The meteorologist in charge there teamed up with a power company expert to gauge how much a storm could impact power lines.

When an ice storm is in the forecast, utilities and government agencies can use the Sperry-Piltz Ice Accumulation Index. The weather tool gives a forecast for communities and utilities to prepare for an ice storm.

The Sperry-Piltz Ice Accumulation Index was created in Tulsa by Steve Piltz, the meteorologist in charge at the National Weather Service office in Tulsa, with the help and guidance of power company expert Sid Sperry as the ice storm forecast rolled out in 2007.

The one through five scale determines how people could be affected by ice storms and power outages.

"If we lose power for a few hours nobody likes that, but if you start getting cold for more than 24 hours, that starts to become more of a serious situation and you plan accordingly based on what the estimate of the index is," Piltz said.

He said the most affected areas could be in the northwest counties in the Tulsa metro.

"Before this, we would tell the emergency managers, 'Hey, this looks bad.
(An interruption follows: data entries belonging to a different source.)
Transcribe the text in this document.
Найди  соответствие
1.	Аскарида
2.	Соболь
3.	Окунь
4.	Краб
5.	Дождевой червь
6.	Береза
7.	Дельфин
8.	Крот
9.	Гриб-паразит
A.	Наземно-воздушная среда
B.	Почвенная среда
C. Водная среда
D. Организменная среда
Power is going to be out for a while.’ Now, on the briefing that I gave today, I was like, 'Hey, there could be a few folks in parts of Osage/Pawnee County might not have power for several days, you might want to plan that day,’" he said.

Piltz said the index takes into account ice accumulation and winds.

"In the red shading, that's where the interruptions could start lasting more than a day. So, even though that in a lower population area it's still something we wanted to make the emergency managers knew," Piltz said.

The index relies on the forecast models, so if those change so does the index and the ratings.